No definitive date has yet been given for the end of the third term in this 2019/2020 academic year for nursery, primary and secondary schools.
While addressing the media just outside the ministry’s offices at its Elsie Payne complex, Education Minister Hon Santia Bradshaw cited that she had received numerous concerns as to when the third term would come to an end.
Having officially started on May 4, 2020, due to COVID-19, stressing that she does not want to "rush the term", the Minister said:
"Had we not been in this environment, the Trinity term would normally run for approximately 12 weeks. It would have started on April 14, if all things had gone according to plan, and it would have ended on July 3, then students would have been able to engage in the summer vacation. If we apply the same 12-week period to the start date of this Trinity term then the official end of the term would actually bring us somewhere around the 24th of July.”
However, several suggestions have been received for a shortened term, with proposals of a seven-week or ten-week term and the Minister stated that all options were presently being reviewed.
In recapping the discussions held, she stated: “As I said to the unions yesterday (May 15) it is easier for us to shorten a term than it is to try to add on a piece at the end.”

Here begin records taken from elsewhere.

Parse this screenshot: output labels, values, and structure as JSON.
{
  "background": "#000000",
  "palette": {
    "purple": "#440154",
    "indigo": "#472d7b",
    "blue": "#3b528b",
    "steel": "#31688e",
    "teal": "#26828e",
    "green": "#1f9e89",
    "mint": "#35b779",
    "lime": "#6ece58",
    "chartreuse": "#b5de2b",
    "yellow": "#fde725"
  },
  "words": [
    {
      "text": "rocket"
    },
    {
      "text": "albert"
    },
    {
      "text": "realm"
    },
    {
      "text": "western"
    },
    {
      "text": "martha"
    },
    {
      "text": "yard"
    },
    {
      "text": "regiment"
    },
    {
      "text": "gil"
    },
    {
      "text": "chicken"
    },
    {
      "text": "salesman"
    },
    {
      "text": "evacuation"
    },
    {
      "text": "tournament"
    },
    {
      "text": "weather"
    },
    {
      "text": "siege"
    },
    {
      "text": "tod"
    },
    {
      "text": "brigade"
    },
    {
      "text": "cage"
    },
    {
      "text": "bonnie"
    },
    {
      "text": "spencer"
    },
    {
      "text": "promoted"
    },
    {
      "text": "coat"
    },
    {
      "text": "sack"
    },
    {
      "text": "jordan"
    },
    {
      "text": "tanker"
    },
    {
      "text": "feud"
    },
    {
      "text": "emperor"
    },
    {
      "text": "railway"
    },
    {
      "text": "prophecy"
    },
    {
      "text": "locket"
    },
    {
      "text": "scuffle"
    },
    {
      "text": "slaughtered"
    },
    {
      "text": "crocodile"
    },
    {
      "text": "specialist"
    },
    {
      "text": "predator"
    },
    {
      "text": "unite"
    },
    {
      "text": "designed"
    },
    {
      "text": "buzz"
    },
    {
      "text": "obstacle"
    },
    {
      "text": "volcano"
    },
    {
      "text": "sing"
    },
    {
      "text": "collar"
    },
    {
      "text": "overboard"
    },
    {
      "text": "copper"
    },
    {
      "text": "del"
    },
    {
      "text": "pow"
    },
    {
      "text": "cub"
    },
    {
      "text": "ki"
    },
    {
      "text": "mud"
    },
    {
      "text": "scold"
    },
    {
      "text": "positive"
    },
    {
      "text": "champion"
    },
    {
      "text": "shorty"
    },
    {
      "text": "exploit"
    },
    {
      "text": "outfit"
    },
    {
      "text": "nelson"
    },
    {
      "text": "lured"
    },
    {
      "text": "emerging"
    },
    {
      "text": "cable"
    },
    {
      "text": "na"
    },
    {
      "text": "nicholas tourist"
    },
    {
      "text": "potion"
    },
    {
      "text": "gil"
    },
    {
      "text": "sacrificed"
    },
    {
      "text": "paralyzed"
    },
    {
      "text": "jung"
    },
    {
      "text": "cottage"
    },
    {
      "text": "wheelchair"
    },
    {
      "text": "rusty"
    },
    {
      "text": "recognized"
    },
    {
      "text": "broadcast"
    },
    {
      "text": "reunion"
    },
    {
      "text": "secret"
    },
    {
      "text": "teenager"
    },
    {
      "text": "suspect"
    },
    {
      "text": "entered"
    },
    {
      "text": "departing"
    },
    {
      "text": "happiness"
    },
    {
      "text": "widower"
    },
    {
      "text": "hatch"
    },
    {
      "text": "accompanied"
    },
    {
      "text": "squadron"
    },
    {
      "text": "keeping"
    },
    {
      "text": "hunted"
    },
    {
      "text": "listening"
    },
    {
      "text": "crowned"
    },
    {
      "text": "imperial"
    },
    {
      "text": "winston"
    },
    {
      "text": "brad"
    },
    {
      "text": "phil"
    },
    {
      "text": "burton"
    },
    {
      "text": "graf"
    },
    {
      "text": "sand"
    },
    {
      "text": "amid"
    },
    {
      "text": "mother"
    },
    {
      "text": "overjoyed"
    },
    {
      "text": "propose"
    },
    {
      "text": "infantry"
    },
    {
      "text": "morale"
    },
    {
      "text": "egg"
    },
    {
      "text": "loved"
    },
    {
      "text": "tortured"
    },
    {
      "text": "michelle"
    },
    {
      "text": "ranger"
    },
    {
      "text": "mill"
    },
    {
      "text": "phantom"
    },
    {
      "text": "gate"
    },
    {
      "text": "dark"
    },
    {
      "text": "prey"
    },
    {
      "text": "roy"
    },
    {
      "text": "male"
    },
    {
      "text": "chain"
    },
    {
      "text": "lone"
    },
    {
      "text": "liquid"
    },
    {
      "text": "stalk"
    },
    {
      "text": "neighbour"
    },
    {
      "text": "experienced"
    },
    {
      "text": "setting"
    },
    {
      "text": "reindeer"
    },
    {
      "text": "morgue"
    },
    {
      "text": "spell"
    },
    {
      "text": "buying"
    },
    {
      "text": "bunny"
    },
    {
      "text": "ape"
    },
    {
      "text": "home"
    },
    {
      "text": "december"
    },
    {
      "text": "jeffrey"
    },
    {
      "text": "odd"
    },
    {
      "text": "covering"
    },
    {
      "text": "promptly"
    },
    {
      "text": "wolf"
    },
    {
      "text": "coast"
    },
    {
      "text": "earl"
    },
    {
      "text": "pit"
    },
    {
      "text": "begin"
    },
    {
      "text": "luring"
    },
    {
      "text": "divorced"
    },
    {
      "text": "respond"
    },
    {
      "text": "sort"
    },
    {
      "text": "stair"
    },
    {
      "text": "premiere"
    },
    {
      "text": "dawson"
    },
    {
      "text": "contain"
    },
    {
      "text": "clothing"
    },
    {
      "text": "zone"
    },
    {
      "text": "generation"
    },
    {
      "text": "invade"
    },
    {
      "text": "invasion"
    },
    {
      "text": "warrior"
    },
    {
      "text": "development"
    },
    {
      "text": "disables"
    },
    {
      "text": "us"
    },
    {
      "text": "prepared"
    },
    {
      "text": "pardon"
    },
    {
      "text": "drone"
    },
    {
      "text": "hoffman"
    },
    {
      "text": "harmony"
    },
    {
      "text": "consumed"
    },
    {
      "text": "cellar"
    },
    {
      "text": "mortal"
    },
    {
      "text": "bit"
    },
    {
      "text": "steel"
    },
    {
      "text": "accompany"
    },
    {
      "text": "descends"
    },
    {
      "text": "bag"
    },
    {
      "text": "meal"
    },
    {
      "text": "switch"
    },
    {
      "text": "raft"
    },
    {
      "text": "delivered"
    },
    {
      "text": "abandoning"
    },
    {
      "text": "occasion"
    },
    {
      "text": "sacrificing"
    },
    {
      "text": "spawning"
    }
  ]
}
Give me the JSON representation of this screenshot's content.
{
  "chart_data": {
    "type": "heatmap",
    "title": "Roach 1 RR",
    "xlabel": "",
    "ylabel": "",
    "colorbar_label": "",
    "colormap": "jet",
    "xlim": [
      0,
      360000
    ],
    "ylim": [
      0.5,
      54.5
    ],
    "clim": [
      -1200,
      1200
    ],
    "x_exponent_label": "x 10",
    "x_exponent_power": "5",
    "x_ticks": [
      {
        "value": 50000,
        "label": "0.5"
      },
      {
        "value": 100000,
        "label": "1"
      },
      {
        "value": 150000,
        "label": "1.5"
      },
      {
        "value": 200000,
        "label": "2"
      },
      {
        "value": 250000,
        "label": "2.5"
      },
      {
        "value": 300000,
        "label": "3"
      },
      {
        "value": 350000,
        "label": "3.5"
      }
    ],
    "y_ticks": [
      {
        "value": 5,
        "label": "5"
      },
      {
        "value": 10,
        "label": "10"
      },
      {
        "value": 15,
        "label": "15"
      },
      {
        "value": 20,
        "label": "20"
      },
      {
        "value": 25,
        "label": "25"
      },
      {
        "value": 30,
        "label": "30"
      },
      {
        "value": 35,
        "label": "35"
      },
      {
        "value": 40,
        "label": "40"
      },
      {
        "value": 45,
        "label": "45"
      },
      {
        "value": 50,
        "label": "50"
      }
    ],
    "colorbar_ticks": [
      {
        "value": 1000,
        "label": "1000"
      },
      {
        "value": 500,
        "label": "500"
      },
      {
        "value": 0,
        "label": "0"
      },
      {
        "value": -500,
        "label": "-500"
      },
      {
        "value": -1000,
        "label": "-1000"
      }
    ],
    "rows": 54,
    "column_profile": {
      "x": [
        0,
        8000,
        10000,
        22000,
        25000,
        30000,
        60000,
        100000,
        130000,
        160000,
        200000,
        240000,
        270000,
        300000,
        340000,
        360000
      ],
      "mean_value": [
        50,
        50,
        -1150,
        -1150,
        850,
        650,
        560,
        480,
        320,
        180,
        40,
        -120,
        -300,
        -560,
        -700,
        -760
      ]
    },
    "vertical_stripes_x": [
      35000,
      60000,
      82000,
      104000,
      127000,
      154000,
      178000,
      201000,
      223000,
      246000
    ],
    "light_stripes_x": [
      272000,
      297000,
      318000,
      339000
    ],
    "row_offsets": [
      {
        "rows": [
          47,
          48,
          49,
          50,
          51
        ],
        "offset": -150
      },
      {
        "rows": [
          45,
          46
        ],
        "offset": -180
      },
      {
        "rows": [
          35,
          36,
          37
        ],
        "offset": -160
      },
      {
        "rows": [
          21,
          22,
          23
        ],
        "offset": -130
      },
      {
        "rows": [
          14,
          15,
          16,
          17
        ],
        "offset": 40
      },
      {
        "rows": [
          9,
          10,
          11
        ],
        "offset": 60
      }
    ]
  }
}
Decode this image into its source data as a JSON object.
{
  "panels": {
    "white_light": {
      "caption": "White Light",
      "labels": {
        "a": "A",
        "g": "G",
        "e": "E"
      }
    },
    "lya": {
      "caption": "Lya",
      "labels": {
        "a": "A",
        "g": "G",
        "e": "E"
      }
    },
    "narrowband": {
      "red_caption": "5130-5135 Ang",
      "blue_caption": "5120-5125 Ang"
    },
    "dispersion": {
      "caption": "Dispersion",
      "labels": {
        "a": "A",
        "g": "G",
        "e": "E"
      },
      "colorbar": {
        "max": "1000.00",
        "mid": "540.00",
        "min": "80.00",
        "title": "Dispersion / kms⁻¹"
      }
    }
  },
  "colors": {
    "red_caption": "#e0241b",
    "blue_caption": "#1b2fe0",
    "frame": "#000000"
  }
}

It was revealed that prior to the end of Term 2, the ministry had already been involved in talks with personnel from the National Cultural Foundation (NCF), with the intent of developing supplemental programmes to keep students engaged in the final weeks of the term, after teachers had completed syllabi and were finalising reports.
Minster Bradshaw explained:
“We were looking at a partnership with the Ministry of Culture, whereby we would use a number of their human resources to be able to go into the schools to work with students on what we consider to be, enriching them in terms of their national consciousness. While we cannot physically go into the school environment, one of the proposals that is on the table that we are working on is being able to look at the latter part of the term as a period as well where we can have some of those enrichment activities for students to engage in online.”
With a switch to emergency remote learning as a result of COVID-19, the Minister believes that the virtual environment lends itself to greater opportunities for scheduled sessions where a wide range of professionals and artisans can engage with students.
“There will still be a formal structure of education, but they will be learning a few other things - things about etiquette, banking and those types of things preparing them, whether for secondary school or in some cases for adulthood as well,” she said.
With a promise to provide further details as to what the final decision will be for the final term-end, Minister Bradshaw stated: “In the fullness of time we will come back to the country and advise, but as it stands right now the term remains a twelve-week term and we will come back in relation to the further details on that.”